“How do I deal with food cravings?” That’s a common question that I am asked as a Certified Nutritionist. If we don’t deal with food cravings, whether they be for pizza, ice cream, or French fries, they may result in a week’s long binge into the black hole.

My Favorite Strategy for Controlling Food Cravings

Since cravings are powerful, we need strategies to handle them so we are not at their mercy. Let’s use a sweet tooth as a common example. My advice is to indulge it periodically and intentionally outside the house and savor every mouthful. I like to use the ice cream example. For most of us, once we know Ben & Jerry’s is living in the freezer, we have a battle on our hands. In a weak moment, we may tell ourselves that a tablespoon won’t hurt. After all, how many calories could that be? But, the reality is that once we get the taste on our tongue and the thought in our brain, we will finish the pint.

One good solution to an ice cream craving is to go to your favorite creamery and get exactly what you want, no matter how indulgent, and really enjoy a moderate portion. That will satisfy the craving and you can go on with healthy eating without gorging on sugar for a week. Give it a try.

Other Strategies for Controlling Food Cravings

Brigitte Zeitlin, registered dietitian and owner of BZ Nutrition, offers these suggestions in mindbodygreen.com.

1. Avoid the fake stuff.

First off, Zeitlin says if you’re craving something specific like your favorite ice cream or a cookie, it can be better to eat it instead of looking for alternatives that are packed with artificial flavoring, sweeteners, and chemicals. “If you’re craving ice cream, having a ½ cup of the real thing is healthier and more satisfying than 2 cups of frozen yogurt,” said Zeitlin. It’s important to remember that eating anything with added sugar will likely contribute to more cravings down the line, so you’ll want to factor that into it your choices, she explained.

2. Opt for naturally sweet ingredients.

If you’re looking to satisfy your sweet tooth with all natural ingredients, you’re in luck because it’s doable and delicious. Some of her favorite ways to sweeten things up are adding fresh fruit to any meal or having it as your dessert. Instead of adding sweeteners to your cup of coffee, she recommends sprinkling some cinnamon on top to get your fix. Cinnamon is an excellent alternative to sugar, she explains, as it satisfies your craving without the dips in energy, blood sugar, and mood. You can also consider adding pure vanilla extract, about two to three drops to your yogurts, smoothies, or coffee for a touch of sweetness.

3. Experiment with naturally sweet snacks.

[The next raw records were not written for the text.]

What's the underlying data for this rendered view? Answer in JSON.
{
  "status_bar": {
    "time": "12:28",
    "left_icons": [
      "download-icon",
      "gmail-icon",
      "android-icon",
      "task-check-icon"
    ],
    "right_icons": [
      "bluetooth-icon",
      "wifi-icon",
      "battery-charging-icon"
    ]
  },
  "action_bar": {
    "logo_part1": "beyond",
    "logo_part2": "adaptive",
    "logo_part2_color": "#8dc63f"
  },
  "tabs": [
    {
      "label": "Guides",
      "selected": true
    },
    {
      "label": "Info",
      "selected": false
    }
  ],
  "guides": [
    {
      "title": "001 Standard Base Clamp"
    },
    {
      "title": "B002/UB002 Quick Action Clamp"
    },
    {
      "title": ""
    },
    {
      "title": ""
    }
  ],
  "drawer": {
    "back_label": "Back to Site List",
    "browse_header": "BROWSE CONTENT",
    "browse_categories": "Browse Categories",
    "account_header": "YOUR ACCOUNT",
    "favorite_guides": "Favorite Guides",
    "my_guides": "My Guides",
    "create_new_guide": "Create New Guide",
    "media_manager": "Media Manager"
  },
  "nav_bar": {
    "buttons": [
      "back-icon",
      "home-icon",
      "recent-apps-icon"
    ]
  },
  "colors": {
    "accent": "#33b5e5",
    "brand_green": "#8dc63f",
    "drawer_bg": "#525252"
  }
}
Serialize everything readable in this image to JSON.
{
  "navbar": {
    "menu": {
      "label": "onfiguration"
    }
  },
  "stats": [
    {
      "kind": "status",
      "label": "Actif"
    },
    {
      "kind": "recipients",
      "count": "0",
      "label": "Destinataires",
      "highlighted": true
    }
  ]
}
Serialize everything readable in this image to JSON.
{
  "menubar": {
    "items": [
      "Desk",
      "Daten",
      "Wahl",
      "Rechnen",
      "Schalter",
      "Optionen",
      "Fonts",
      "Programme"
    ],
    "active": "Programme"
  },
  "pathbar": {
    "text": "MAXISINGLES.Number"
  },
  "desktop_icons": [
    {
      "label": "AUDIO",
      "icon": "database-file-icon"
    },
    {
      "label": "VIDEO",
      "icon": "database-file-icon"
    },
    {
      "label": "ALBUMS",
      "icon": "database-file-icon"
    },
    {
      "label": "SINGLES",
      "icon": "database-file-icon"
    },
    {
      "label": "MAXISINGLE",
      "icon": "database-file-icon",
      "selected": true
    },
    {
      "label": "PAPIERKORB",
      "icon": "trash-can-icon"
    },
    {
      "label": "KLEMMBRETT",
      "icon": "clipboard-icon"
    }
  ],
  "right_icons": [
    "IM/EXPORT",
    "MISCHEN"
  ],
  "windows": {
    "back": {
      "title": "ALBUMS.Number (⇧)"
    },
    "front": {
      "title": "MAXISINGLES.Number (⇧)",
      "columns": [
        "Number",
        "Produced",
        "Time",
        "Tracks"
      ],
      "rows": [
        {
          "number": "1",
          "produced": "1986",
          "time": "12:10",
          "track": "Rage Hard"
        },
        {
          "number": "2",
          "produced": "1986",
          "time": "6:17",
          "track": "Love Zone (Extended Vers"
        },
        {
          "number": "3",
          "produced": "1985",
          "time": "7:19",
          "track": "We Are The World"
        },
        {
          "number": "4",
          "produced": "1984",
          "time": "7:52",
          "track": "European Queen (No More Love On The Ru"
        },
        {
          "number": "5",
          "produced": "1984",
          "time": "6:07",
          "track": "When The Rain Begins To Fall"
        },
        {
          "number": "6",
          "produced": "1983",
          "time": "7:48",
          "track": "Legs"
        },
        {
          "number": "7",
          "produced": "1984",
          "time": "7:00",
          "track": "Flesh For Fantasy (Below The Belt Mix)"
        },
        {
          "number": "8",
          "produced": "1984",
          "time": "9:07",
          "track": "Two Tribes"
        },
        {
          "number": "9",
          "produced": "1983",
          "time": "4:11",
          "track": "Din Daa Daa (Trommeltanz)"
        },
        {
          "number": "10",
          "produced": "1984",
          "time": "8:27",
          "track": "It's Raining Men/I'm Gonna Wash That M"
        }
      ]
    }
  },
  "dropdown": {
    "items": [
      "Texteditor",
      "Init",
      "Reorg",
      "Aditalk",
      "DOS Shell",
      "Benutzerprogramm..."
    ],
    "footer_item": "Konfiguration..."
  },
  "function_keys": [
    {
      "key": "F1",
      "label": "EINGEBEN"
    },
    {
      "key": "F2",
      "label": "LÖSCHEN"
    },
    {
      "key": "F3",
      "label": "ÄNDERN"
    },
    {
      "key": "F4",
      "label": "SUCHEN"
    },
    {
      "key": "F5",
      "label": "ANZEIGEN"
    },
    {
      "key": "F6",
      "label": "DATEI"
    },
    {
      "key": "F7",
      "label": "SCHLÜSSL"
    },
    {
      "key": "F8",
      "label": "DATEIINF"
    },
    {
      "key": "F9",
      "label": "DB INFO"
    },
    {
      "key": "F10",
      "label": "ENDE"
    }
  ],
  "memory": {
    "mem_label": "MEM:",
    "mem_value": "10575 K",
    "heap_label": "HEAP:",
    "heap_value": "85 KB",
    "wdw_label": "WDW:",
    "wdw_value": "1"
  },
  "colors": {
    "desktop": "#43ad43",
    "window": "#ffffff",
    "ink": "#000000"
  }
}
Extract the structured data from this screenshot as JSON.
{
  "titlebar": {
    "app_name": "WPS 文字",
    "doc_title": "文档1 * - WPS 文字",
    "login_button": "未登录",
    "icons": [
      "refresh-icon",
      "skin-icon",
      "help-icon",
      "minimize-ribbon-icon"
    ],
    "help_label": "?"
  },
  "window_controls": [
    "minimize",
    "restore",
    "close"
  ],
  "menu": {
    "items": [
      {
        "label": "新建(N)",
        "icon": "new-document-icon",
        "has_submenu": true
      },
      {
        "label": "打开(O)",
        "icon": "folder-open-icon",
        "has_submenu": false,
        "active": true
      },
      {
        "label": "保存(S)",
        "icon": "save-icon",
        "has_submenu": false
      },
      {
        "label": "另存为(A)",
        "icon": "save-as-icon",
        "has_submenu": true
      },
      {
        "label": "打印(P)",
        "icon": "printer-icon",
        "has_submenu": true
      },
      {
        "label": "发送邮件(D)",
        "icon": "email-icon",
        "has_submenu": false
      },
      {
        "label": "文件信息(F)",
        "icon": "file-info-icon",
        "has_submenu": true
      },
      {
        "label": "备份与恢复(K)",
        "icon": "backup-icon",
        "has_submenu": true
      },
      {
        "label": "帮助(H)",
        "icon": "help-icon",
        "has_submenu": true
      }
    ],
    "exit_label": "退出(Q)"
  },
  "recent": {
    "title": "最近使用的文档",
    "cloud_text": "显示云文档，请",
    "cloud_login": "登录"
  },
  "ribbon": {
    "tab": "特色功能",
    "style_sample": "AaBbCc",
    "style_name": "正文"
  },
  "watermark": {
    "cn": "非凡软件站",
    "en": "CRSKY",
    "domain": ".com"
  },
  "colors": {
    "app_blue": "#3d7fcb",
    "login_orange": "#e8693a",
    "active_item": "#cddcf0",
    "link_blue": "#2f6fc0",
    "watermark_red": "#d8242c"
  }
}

Zeitlin reinforces her philosophy that if you’re craving something specific, it may be better to have it than to be too restrictive and avoid it. But if you find yourself looking for a sweet option and want to avoid sugary treats, here are some of Zeitlin’s favorite snacks:

  • 1 ounce of dark chocolate, either solo or dipped into a tablespoon of nut butter
  • ½ cup of plain Greek yogurt with 2 to 3 drops of pure vanilla extract and an optional teaspoon of dark cacao
  • 2 to 3 dates sliced lengthwise with some nut butter in the middle
  • a decaf latte or cappuccino with cinnamon and 2 to 3 drops of pure vanilla extract
  • ½ cup of grapes with a tablespoon of cashew nut butter
  • ½ cup of berries
  • sliced apple with cinnamon sprinkled on top

4. Make lifestyle changes that help reduce sugar cravings.

Feel like you’re always craving sugar? You can incorporate foods high in protein, probiotics, or fiber into your diet, which may help curb your cravings. For some protein, opt for things like Greek yogurt, eggs, hemp hearts, and nut butter, says Zeitlin. Add in fiber by including lots of fruits, veggies, and whole grains into your diet. “When it comes to fighting sugar cravings, your daily lifestyle patterns factor in just as much as the foods you’re eating,” said Zeitlin. She recommends avoiding skipping breakfast, staying hydrated (half your weight in ounces of water) and getting enough sleep. Who knew these small tweaks could do the trick?

It’s always best to determine whether you’re craving something specific (and are OK indulging) or generally itching for a sweet treat and want to avoid the sugar. If it’s the latter, consider one of these naturally sweet snacks and add in some foods that may kick the feeling down the line.